On Family Protection and Relationship Property matters the officials are even odder. In their report on submissions the following obiter remarks scrape the surface of a huge area of law in which IRD officials simpy have no experience of competence.
” There is a risk that making ad hoc amendments to any of these Acts may undermine the long-standing policy that underpins them and could affect the legitimate use of trusts. For example, requiring all parties to a relationship to receive legal advice before one party to a relationship transfers assets into a trust (or makes major changes) would impose significant compliance costs on couples that have a trust for a genuine purpose, particularly when the value of the trust was relatively low. It is also likely to be unnecessary, as couples who transfer significant assets into a trust would be likely to seek professional advice.”
So why then is the Government doing this?
The following section in the officials report seems to answer that question.
IS GIFT DUTY ABOLITION A TAX CUT FOR THE WEALTHY?
(Federated Farmers, National Council of Women of New Zealand)
New Zealand’s wealthiest citizens have a continuing economic advantage of transferring assets to trusts, and as major beneficiaries of recent tax cuts, a further move to relieve them of costs is unfair. (National Council of Women of New Zealand)

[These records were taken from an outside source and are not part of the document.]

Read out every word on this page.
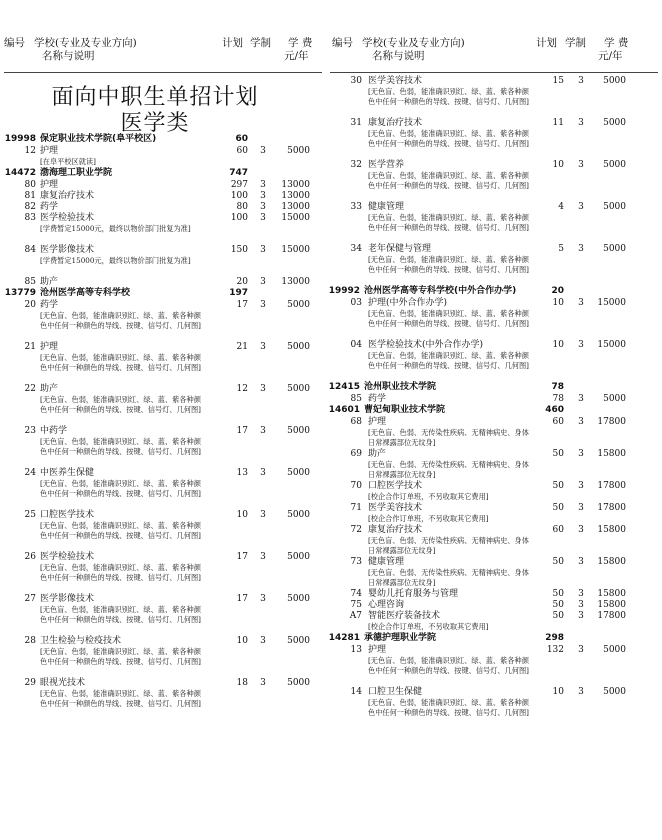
编号 学校(专业及专业方向)
名称与说明
计划 学制 学 费
元/年
编号 学校(专业及专业方向)
名称与说明
计划 学制 学 费
元/年
面向中职生单招计划
医学类
19998 保定职业技术学院(阜平校区)	60
12 护理	60	3	5000
[在阜平校区就读]
14472 渤海理工职业学院	747
80 护理	297	3	13000
81 康复治疗技术	100	3	13000
82 药学	80	3	13000
83 医学检验技术	100	3	15000
[学费暂定15000元，最终以物价部门批复为准]
84 医学影像技术	150	3	15000
[学费暂定15000元，最终以物价部门批复为准]
85 助产	20	3	13000
13779 沧州医学高等专科学校	197
20 药学	17	3	5000
[无色盲、色弱，能准确识别红、绿、蓝、紫各种颜色中任何一种颜色的导线、按键、信号灯、几何图]
21 护理	21	3	5000
[无色盲、色弱，能准确识别红、绿、蓝、紫各种颜色中任何一种颜色的导线、按键、信号灯、几何图]
22 助产	12	3	5000
[无色盲、色弱，能准确识别红、绿、蓝、紫各种颜色中任何一种颜色的导线、按键、信号灯、几何图]
23 中药学	17	3	5000
[无色盲、色弱，能准确识别红、绿、蓝、紫各种颜色中任何一种颜色的导线、按键、信号灯、几何图]
24 中医养生保健	13	3	5000
[无色盲、色弱，能准确识别红、绿、蓝、紫各种颜色中任何一种颜色的导线、按键、信号灯、几何图]
25 口腔医学技术	10	3	5000
[无色盲、色弱，能准确识别红、绿、蓝、紫各种颜色中任何一种颜色的导线、按键、信号灯、几何图]
26 医学检验技术	17	3	5000
[无色盲、色弱，能准确识别红、绿、蓝、紫各种颜色中任何一种颜色的导线、按键、信号灯、几何图]
27 医学影像技术	17	3	5000
[无色盲、色弱，能准确识别红、绿、蓝、紫各种颜色中任何一种颜色的导线、按键、信号灯、几何图]
28 卫生检验与检疫技术	10	3	5000
[无色盲、色弱，能准确识别红、绿、蓝、紫各种颜色中任何一种颜色的导线、按键、信号灯、几何图]
29 眼视光技术	18	3	5000
[无色盲、色弱，能准确识别红、绿、蓝、紫各种颜色中任何一种颜色的导线、按键、信号灯、几何图]
30 医学美容技术	15	3	5000
[无色盲、色弱，能准确识别红、绿、蓝、紫各种颜色中任何一种颜色的导线、按键、信号灯、几何图]
31 康复治疗技术	11	3	5000
[无色盲、色弱，能准确识别红、绿、蓝、紫各种颜色中任何一种颜色的导线、按键、信号灯、几何图]
32 医学营养	10	3	5000
[无色盲、色弱，能准确识别红、绿、蓝、紫各种颜色中任何一种颜色的导线、按键、信号灯、几何图]
33 健康管理	4	3	5000
[无色盲、色弱，能准确识别红、绿、蓝、紫各种颜色中任何一种颜色的导线、按键、信号灯、几何图]
34 老年保健与管理	5	3	5000
[无色盲、色弱，能准确识别红、绿、蓝、紫各种颜色中任何一种颜色的导线、按键、信号灯、几何图]
19992 沧州医学高等专科学校(中外合作办学)	20
03 护理(中外合作办学)	10	3	15000
[无色盲、色弱，能准确识别红、绿、蓝、紫各种颜色中任何一种颜色的导线、按键、信号灯、几何图]
04 医学检验技术(中外合作办学)	10	3	15000
[无色盲、色弱，能准确识别红、绿、蓝、紫各种颜色中任何一种颜色的导线、按键、信号灯、几何图]
12415 沧州职业技术学院	78
85 药学	78	3	5000
14601 曹妃甸职业技术学院	460
68 护理	60	3	17800
[无色盲、色弱、无传染性疾病、无精神病史、身体日常裸露部位无纹身]
69 助产	50	3	15800
[无色盲、色弱、无传染性疾病、无精神病史、身体日常裸露部位无纹身]
70 口腔医学技术	50	3	17800
[校企合作订单班，不另收取其它费用]
71 医学美容技术	50	3	17800
[校企合作订单班，不另收取其它费用]
72 康复治疗技术	60	3	15800
[无色盲、色弱、无传染性疾病、无精神病史、身体日常裸露部位无纹身]
73 健康管理	50	3	15800
[无色盲、色弱、无传染性疾病、无精神病史、身体日常裸露部位无纹身]
74 婴幼儿托育服务与管理	50	3	15800
75 心理咨询	50	3	15800
A7 智能医疗装备技术	50	3	17800
[校企合作订单班，不另收取其它费用]
14281 承德护理职业学院	298
13 护理	132	3	5000
[无色盲、色弱，能准确识别红、绿、蓝、紫各种颜色中任何一种颜色的导线、按键、信号灯、几何图]
14 口腔卫生保健	10	3	5000
[无色盲、色弱，能准确识别红、绿、蓝、紫各种颜色中任何一种颜色的导线、按键、信号灯、几何图]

Abolition of gift duty will cost the Government just 0.003% of total tax revenue, while relieving the private sector of $70 million in compliance costs. Gift duty has been an impediment to farm succession from one generation to the next. Although farmers must have land assets, this does not mean they have high incomes, with recent data from the Ministry of Agriculture and Forestry showing meagre incomes for farming, with poor rates of return and increasing agricultural debt. (Federated Farmers)
Officials note that gift duty applies only to aggregate gifts over $27,000, made by a person in any 12-month period. Therefore, abolition affects only those who have assets greater than this value and who wish to give up their legal ownership of them.
It has been noted that gifting programmes are widely used; therefore gift duty is rarely incurred, often only by mistake. The extent to which abolition can therefore be considered a tax cut is limited to the $1.5 million (before administration costs) that it raises annually, resulting from approximately 900 gift statements.
The real savings will be in compliance costs (an estimated $70 million each year). The benefit of these costs goes to private practitioners who assist with drawing up deeds and filing gift statements.
That the submissions be noted.
So in the opinion of the report writer the beneficiaries of the law as it stands are “private practitioners who assist with drawing up deeds and filing gift statements.”
Not mentioned are the wealthy who have to pay these fees in order to organise their affairs to protect and administer their assets.
Therefore, the correct answer to the question – Is gift duty abolition a tax cut for the wealthy?- is YES.